On Tuesday night, near the end of the presidential debate, Candy Crowley asked the candidates about manufacturing competition with China:
iPad, the Macs, the iPhones, they are all manufactured in China, and one of the major reasons is labor is so much cheaper there. How do you convince a great American company to bring that manufacturing back here?
By chance, I watched that debate a few miles from where many of those iPads, Macs, and iPhones are made in southern China. The following day -- today, Thursday, China time -- I was inside the most famous of these outsourcing centers. This is the Foxconn "campus" in the Longhua area of Shenzhen, north of Hong Kong. Some 220,000 people work there; about a quarter of them live on site; and several thousand new employees are recruited, trained, and brought onto staff each week, because turnover at Foxconn and many of these Chinese manufacturing centers is so high. Foxconn has been controversial over the years because of allegations of sweatshop operation and of militaristic surveillance and discipline, plus a wave of worker suicides in 2010. I'll have more to say on the current state of Chinese manufacturing at Foxconn and elsewhere very soon, with a now-very-much-overdue article in the magazine.

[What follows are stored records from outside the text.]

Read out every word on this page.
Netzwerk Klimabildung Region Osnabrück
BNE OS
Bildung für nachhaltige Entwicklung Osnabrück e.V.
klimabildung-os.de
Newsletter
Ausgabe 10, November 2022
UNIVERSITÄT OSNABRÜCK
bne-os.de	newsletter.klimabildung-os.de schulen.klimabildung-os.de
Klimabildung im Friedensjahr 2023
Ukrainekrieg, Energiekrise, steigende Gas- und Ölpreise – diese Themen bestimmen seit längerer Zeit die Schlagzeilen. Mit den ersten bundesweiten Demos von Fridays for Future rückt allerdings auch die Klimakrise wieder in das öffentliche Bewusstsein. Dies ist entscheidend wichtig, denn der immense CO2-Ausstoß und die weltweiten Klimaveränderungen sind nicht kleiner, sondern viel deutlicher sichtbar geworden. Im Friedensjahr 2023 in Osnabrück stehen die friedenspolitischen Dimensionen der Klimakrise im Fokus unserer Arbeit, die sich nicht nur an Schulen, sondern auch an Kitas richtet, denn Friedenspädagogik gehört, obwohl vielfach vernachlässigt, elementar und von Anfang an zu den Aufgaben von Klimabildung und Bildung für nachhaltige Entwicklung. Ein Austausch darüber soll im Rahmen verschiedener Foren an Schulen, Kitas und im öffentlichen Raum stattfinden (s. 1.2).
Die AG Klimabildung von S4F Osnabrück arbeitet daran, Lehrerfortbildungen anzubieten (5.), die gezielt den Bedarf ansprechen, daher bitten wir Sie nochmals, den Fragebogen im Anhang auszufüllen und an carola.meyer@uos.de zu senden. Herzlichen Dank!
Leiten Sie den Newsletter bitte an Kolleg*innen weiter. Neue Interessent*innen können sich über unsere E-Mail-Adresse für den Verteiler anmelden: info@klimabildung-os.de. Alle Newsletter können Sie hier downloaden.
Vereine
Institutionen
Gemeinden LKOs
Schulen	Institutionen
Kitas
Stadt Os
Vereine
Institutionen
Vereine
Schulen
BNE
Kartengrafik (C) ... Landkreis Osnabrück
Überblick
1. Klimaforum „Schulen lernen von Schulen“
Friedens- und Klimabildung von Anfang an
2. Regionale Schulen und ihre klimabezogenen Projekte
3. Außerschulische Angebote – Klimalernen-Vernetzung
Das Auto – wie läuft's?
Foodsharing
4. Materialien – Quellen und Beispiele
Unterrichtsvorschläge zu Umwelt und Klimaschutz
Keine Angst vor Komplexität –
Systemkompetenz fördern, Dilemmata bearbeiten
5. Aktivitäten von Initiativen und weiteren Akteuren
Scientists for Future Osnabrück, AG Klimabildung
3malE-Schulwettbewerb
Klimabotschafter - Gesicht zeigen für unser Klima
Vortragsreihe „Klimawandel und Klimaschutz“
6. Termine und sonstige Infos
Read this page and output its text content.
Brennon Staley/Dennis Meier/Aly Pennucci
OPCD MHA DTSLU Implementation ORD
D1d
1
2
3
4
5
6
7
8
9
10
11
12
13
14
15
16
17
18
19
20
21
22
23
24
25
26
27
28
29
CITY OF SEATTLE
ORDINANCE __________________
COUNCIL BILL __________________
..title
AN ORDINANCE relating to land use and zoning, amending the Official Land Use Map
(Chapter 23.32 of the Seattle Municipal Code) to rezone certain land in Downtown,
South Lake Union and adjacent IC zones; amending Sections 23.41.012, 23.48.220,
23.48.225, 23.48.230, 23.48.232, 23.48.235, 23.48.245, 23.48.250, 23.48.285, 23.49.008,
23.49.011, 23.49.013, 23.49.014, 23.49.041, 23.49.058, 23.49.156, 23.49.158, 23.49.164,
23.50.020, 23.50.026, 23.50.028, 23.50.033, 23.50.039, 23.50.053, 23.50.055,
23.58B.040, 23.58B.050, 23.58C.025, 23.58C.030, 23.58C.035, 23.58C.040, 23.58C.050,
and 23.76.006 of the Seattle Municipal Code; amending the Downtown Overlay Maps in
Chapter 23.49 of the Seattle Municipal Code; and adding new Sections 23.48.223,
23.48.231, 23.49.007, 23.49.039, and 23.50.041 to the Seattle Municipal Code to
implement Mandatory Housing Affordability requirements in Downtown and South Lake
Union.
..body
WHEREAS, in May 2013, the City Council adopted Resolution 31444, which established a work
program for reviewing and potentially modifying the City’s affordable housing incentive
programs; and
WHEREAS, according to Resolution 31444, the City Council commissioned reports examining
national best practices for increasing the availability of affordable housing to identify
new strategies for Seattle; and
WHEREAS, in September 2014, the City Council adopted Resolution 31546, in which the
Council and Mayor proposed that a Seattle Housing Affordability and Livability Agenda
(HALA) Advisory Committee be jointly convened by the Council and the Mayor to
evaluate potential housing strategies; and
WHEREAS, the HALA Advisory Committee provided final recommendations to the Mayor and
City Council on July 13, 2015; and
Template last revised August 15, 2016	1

I had been near the Foxconn campus several times in the past six years but never past the entry gate. Today I was able to spend much of a day there seeing assembly lines, dormitories, cafeterias, recreation areas, and other parts of the site. The only pre-condition that was set, and that I agreed to, was that I would not take any photos that revealed the logos of products Foxconn was making for its various customer companies around the world. It is common knowledge in the tech world that Foxconn is a major producer of Apple computers and devices, and that it also supplies products for HP, Dell, and other major international brands. (Consistent with my agreement, I won't mention whether I saw those or other specific brands being produced.)